571 - Sur le confinement intellectuel

N. Lygeros

Pour un individu normal, son monde est le monde. Il n’a donc pas besoin d’effectuer une quelconque modification mentale de sa vision. Tandis que pour un individu précoce, son monde est fondamentalement différent du monde. La réalité n’est qu’un milieu neutralisé par la société afin d’être le plus possible adapté à la masse de la population. L’individu est par nature un point isolé de ce milieu. Cependant ses capacités cognitives lui permettent d’entrevoir l’existence d’une supra-structure invisible qui relie les individus isolés. Les éléments de cette structure sont les relations humaines potentielles. L’individu a plus ou moins conscience de cette structure selon son niveau cognitif. Dans un premier temps, il se sent différent de la masse et tente par tous les moyens d’affirmer son existence sans se rendre compte que ce comportement est caractéristique de sa catégorie. A un autre stade, conscient d’être un cas isolé, l’individu se marginalise. A un stade supérieur, l’individu se sent responsable de la survie de cette structure abstraite à laquelle nous pouvons attribuer le nom d’humanité.

Dans le meilleur des cas, les singularités sont en contact avec des neuro-transmetteurs et eux-mêmes sont en contact continu avec l’interface. Seulement que dire des points isolés qui n’ont pas le statut de singularité. Marginalisés par le système, ils tendent vers un confinement intellectuel. Différents mais isolés, ces individus loin de vouloir produire un quelconque effet sur la société, s’organisent en société dans un milieu fermé. Ils ont décidé que leur monde serait l’unique monde. Alors ils vivent dans un monde parallèle avec ses propres structures, une sorte d’immense jeu de rôles où toutes les règles sont définies selon leur bon vouloir. Seulement quid de l’apport ?

Toute la difficulté comportementale se situe à ce niveau. En effet, ils se considèrent marginaux par choix et non par nature ni en raison de la société. Même si cela est un point de vue consensuel il n’en demeure pas moins qu’il est manufacturé. Car ces individus par choix ou par nécessité, sont désormais effectivement incapables de produire le moindre impact sur l’humanité. Vivant dans un milieu d’auto-satisfaction intellectuelle, leur existence a acquis le statut d’une vie.
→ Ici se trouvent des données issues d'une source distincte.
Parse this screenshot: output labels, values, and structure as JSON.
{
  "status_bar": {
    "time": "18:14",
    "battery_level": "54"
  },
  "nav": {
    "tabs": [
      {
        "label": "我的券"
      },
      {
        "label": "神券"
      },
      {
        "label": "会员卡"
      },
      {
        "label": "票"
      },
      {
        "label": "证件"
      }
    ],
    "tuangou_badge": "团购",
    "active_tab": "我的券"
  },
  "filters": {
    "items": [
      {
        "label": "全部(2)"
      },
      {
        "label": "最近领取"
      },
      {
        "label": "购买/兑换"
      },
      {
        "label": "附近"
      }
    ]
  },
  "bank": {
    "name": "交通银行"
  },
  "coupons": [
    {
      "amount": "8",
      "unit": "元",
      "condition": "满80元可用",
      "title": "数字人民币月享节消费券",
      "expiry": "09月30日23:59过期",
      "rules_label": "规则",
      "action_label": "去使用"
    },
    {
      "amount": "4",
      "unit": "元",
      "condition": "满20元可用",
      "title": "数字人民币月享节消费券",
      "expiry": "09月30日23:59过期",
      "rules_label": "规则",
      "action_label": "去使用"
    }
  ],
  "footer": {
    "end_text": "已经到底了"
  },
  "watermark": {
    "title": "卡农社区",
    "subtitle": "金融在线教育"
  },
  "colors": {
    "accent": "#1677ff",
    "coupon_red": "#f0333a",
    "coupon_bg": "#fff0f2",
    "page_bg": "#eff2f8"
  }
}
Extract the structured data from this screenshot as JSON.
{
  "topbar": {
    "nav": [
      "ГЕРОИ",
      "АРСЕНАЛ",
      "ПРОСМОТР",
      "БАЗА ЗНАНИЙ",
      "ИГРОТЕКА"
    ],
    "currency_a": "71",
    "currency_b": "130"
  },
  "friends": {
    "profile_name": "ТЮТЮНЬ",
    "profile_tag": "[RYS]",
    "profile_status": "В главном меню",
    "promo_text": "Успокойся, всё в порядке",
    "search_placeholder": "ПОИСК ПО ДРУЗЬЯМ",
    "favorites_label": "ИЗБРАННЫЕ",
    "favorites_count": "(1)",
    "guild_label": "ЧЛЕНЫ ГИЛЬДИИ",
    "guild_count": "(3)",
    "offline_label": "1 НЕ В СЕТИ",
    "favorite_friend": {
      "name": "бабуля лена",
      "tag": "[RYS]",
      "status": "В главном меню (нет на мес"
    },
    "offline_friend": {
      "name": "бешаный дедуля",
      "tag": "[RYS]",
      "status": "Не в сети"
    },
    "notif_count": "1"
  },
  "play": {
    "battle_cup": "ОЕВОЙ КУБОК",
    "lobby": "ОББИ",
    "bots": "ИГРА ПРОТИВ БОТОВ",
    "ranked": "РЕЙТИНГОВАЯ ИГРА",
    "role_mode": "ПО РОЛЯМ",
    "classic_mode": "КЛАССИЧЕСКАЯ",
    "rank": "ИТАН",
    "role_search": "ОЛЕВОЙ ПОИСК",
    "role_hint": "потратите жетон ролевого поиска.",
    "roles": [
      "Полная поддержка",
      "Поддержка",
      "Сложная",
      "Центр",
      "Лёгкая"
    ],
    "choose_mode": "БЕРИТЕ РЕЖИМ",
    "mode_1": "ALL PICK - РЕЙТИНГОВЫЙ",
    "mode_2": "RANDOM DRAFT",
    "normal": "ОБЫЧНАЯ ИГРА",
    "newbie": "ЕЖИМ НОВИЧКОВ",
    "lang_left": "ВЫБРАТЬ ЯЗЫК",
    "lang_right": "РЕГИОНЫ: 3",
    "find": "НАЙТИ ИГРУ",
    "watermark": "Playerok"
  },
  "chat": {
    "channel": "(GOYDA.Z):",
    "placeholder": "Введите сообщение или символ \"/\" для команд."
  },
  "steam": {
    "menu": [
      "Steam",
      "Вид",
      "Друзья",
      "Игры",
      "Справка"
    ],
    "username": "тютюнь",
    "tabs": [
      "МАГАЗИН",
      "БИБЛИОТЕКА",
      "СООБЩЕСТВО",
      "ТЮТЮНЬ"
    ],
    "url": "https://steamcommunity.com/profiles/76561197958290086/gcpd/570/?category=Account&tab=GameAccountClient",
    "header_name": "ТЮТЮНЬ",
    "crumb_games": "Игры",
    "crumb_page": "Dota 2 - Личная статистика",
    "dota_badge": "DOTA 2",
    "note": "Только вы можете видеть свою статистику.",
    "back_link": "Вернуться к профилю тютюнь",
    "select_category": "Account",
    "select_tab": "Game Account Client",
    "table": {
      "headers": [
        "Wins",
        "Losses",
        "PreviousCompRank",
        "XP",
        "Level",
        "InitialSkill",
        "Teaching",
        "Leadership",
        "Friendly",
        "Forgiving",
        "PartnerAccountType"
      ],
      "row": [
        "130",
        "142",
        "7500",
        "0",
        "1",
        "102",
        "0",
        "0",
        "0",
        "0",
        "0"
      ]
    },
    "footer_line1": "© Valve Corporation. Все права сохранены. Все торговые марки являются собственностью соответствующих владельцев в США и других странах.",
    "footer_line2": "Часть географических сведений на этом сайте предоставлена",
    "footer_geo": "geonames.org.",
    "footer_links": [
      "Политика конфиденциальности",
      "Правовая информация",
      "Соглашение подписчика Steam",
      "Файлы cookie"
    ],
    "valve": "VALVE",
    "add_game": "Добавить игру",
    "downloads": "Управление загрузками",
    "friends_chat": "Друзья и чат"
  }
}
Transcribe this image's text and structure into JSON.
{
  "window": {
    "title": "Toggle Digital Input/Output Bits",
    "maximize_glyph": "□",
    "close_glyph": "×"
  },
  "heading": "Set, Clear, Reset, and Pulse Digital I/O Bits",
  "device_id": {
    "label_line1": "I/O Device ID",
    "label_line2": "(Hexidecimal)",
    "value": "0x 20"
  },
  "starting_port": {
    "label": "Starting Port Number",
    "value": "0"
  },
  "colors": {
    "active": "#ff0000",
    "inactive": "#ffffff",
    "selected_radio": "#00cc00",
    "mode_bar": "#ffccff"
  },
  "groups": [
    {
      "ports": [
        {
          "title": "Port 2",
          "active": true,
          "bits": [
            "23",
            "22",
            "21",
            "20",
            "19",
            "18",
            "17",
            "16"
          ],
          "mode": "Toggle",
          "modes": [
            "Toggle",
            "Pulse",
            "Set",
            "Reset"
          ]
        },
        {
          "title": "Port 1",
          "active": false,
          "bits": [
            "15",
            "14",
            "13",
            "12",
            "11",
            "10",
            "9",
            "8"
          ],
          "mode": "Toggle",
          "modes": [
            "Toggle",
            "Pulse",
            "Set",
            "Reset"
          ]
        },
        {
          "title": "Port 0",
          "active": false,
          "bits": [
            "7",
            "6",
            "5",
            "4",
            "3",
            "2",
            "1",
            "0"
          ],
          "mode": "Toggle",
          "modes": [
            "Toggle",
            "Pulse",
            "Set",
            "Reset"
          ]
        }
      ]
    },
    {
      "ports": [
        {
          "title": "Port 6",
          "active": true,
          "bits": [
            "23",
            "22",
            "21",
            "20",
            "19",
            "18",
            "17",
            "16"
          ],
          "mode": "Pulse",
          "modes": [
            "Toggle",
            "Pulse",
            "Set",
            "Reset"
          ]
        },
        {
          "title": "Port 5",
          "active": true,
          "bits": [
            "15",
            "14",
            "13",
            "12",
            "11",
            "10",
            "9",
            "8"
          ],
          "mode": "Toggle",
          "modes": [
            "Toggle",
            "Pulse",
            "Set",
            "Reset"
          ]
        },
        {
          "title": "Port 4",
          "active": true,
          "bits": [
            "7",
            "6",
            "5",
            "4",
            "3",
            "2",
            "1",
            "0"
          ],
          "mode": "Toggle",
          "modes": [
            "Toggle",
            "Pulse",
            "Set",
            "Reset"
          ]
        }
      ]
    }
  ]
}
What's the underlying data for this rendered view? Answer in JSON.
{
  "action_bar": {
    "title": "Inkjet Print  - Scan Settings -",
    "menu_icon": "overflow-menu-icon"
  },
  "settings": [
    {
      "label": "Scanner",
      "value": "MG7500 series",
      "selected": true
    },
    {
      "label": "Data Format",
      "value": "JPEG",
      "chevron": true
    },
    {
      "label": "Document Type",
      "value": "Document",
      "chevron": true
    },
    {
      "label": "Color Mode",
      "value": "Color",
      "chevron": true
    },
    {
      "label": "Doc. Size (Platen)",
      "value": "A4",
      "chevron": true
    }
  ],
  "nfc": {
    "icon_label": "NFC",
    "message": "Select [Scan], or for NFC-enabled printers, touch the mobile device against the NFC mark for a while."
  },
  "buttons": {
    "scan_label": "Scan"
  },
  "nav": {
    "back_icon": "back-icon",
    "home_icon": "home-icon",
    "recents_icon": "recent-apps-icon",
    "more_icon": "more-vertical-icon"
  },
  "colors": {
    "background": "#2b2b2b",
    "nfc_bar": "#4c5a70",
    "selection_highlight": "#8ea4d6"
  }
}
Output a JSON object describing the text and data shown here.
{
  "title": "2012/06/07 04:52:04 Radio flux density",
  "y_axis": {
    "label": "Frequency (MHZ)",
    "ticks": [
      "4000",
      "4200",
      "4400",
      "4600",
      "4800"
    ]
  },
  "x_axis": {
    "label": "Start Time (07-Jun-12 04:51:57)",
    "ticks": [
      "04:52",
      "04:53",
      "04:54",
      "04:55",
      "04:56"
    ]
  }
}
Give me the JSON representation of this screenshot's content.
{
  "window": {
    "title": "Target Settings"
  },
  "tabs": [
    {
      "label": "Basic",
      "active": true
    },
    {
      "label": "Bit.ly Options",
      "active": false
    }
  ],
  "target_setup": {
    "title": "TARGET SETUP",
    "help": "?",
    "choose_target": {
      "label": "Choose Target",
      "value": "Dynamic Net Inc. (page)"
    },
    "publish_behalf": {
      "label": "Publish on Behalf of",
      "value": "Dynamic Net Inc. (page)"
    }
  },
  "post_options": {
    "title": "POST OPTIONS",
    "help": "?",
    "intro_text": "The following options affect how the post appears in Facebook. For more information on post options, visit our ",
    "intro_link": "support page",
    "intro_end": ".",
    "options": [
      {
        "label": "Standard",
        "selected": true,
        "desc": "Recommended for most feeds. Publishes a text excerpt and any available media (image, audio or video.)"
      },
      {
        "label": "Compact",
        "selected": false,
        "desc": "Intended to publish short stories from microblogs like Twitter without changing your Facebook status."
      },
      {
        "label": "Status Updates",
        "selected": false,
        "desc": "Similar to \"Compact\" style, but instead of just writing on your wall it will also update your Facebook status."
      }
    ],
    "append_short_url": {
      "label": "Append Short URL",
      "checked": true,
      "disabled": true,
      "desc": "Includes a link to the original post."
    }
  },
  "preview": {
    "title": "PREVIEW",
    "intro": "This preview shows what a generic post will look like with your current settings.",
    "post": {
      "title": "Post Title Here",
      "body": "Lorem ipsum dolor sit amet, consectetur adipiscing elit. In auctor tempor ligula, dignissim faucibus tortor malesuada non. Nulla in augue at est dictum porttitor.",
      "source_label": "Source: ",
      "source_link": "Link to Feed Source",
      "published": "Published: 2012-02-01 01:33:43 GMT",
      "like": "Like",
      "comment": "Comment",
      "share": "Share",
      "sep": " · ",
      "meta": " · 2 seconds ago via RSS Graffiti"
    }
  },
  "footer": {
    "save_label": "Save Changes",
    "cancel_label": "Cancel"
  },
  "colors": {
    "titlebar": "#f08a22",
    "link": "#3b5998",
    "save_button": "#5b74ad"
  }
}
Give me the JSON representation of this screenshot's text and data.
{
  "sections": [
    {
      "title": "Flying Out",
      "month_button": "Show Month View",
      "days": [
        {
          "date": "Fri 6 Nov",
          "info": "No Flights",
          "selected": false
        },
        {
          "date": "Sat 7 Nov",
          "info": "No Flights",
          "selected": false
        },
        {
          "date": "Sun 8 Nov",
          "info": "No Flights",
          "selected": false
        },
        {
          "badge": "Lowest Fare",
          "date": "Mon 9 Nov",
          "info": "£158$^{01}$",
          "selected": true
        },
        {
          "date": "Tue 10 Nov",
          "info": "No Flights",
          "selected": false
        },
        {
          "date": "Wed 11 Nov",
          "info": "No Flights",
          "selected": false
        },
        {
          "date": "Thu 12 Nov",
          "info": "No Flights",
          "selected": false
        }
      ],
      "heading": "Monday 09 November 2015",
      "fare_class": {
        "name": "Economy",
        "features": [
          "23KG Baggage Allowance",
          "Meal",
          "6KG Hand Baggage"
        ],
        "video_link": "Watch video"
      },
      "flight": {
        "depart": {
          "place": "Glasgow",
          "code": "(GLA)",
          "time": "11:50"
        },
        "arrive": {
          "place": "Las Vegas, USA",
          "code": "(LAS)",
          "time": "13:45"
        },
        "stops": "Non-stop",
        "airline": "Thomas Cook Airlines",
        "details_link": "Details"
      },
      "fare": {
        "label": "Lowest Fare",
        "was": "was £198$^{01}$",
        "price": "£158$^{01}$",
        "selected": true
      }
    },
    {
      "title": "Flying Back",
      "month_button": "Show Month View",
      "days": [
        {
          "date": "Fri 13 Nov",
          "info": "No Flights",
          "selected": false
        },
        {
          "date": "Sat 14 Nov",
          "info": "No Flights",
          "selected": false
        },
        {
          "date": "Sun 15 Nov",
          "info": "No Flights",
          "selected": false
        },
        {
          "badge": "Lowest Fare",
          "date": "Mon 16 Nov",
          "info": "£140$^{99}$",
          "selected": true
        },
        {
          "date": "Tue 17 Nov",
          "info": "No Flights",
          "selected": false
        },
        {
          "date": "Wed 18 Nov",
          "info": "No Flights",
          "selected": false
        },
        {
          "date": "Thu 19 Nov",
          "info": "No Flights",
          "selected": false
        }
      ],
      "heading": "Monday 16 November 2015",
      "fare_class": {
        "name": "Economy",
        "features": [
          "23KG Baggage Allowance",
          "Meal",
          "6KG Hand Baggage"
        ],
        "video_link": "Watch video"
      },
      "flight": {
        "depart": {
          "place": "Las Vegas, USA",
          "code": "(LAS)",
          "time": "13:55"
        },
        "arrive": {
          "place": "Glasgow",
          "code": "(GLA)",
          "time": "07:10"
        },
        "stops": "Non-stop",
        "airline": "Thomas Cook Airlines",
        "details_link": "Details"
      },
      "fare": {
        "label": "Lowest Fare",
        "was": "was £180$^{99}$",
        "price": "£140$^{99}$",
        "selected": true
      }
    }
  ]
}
Cependant cette vie pour l’ensemble de l’humanité est tout aussi inutile que celle d’un individu normal heureux d’être ce qu’il est. Les autres ne sont pas heureux d’être mais d’être différents. Cette différence ontologique même si elle est réelle, n’induit pas pour autant des conséquences téléologiques. Les individus sont essentiellement différents mais agissent fondamentalement de la même manière. Aussi au final, ils se retrouvent dans la même catégorie même si cela n’est réalisé que dans un deuxième temps.

Ainsi le confinement intellectuel, même s’il permet de transformer une existence en vie ne peut rien produire de plus. Il est une fin en soi et représente donc l’achèvement de l’individu. Seulement si nous examinons cette situation du point de vue intellectuel, il est difficile de ne pas voir dans cette attitude non seulement le caractère superfétatoire de la normalité mais surtout l’erreur intellectuelle de confinement. La mise à l’écart des problèmes ne les réduit pas pour autant à néant. Ils continuent à exister seulement les individus ne les affrontent pas. Ainsi en termes praxéologiques il n’y a pas de différence axiologique. Le processus de confinement intellectuel, loin d’être un apport n’est en réalité qu’une manière déformée de reproduire les effets de la masse. Les uns le font par nécessité les autres par choix mais à l’arrivée le résultat est le même.

Alors que les individus qui subissent le confinement intellectuel pourraient au moins sur le plan théorique, augmenter considérablement la masse intellectuelle globale au point d’engendrer un phénomène de criticité. Seulement, le chemin est long entre la prise de conscience et le passage à l’acte.